Multi-purpose repository
Let's assume that we have some text based content (txt, html, etc) and that our goal is to achieve the followings:
- We want to be able to easily extract email addresses, links, images, etc from the above content
- We want to have a decent and common data format of what we extract
- We want to easily add new patterns to the existent text recognition patterns, so we would be able to recognize more patterns in our text based contents
The madeforall's extractor library is a Scala based library that is meant to help us reach the above goals.
Here are some steps:
We create a RecognizableItemsExtractor
object. We pass as a parameter an RecognitionPattern
object
Any RecognitionPattern
object should:
- implement the
unapply
extraction method (Scala based extractor) - mix in the
RecognitionPattern
trait
To support email recognition, we could do the followings:
case class Email(user: String, domain: String) extends Recognizable {
override def toString() = {
user + "@" + domain
}
}
object EmailRecognitionPattern extends RecognitionPattern {
// The extraction method
def unapply(str: String): Option[(String, String)] = {
val parts = str split "@"
if (parts.length == 2) Some(parts(0), parts(1)) else None
}
// email regex
val regexPattern = """(?i)\b[A-Z0-9._%+-]+@[A-Z0-9.-]+\.[A-Z]{2,4}\b""".r
def recognize(value: String): Option[Recognizable] = {
value match {
case EmailRecognitionPattern(user, domain) =>
Some(Email(user, domain))
case _ =>
None
}
}
}
Then, to extract all the emails from our text we could do the followings:
val textToAnalyze: String = "<<some content>>"

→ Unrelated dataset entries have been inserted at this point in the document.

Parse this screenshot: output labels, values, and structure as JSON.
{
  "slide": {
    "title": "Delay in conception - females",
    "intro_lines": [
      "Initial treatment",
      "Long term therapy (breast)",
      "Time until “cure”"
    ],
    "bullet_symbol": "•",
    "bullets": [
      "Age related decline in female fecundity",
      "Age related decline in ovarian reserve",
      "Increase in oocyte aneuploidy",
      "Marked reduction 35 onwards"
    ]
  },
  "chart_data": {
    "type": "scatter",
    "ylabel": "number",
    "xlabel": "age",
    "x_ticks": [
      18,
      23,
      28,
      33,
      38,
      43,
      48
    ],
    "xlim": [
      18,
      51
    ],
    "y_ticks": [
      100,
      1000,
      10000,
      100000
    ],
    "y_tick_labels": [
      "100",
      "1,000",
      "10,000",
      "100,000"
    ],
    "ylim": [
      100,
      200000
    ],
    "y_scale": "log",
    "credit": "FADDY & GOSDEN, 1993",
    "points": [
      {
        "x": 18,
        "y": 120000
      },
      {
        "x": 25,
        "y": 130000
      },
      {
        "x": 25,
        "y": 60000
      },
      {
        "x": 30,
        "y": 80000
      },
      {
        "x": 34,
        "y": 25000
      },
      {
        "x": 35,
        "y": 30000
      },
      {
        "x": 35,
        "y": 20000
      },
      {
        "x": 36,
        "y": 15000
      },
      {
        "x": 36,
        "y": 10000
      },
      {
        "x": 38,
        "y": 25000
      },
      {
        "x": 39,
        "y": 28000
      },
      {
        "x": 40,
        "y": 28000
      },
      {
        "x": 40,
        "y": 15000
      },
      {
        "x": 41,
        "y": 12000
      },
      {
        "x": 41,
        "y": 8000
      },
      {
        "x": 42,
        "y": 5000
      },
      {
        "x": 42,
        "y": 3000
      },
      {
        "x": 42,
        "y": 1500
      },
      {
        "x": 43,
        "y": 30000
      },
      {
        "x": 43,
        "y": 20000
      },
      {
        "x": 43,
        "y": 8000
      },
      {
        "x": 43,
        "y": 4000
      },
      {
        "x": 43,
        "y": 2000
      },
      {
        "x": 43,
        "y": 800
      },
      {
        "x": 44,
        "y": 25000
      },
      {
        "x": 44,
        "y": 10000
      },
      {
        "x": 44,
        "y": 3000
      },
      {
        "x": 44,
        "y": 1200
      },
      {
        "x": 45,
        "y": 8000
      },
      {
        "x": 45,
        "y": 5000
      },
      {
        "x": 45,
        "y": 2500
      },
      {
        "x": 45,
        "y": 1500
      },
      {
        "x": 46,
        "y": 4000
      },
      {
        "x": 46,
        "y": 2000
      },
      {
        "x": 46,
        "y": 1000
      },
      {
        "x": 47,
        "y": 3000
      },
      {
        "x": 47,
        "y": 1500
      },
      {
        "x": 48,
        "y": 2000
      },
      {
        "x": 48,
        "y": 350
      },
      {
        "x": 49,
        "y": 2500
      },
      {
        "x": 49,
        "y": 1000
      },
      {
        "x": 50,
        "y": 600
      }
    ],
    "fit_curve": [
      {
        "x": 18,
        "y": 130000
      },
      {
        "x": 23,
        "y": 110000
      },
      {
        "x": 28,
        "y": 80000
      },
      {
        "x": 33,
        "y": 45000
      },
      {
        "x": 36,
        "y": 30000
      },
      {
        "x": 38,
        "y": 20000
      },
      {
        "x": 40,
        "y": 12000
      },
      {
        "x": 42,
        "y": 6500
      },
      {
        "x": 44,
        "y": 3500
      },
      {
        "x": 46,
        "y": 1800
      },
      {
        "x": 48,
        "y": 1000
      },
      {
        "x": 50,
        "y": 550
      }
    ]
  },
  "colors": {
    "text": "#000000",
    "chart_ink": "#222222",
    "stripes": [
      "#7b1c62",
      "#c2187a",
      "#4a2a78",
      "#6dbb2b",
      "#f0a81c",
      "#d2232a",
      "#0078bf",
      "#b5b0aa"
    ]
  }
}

val recog = RecognizableItemsExtractor(List(EmailRecognitionPattern))
val emailList: List[Recognizable] = recog.analyzeText(textToAnalyze)
If we want to extract emails and links we can also add more recognition patterns to the above RecognizableItemsExtractor.
RecognizableItemsExtractor(List(EmailRecognitionPattern, LinkRecognitionPattern))
val emailAndLinkList: List[Recognizable] = recog.analyzeText(textToAnalyze)
The above emailAndLinkList list contains both emails and links.
To filter out emails we could use the following filterByType
function.
val onlyEmailList = recog.filterByType[Email](emailAndLinkList)
Here is the definition of the RecognizableItemsExtractor
's filterByType
function:
def filterByType[T <: Recognizable](t: List[Recognizable])(implicit mf: Manifest[T]) =
t.filter(e => mf.erasure.isInstance(e))
It is based on Scala class manifest feature, that is helping the runtime with the type information provided as hint by the Scala compiler. Type erasure is still present in Scala like in Java. The creators of Scala gave us this helpful manifest class support to overcome the JVM's type erasure limitations.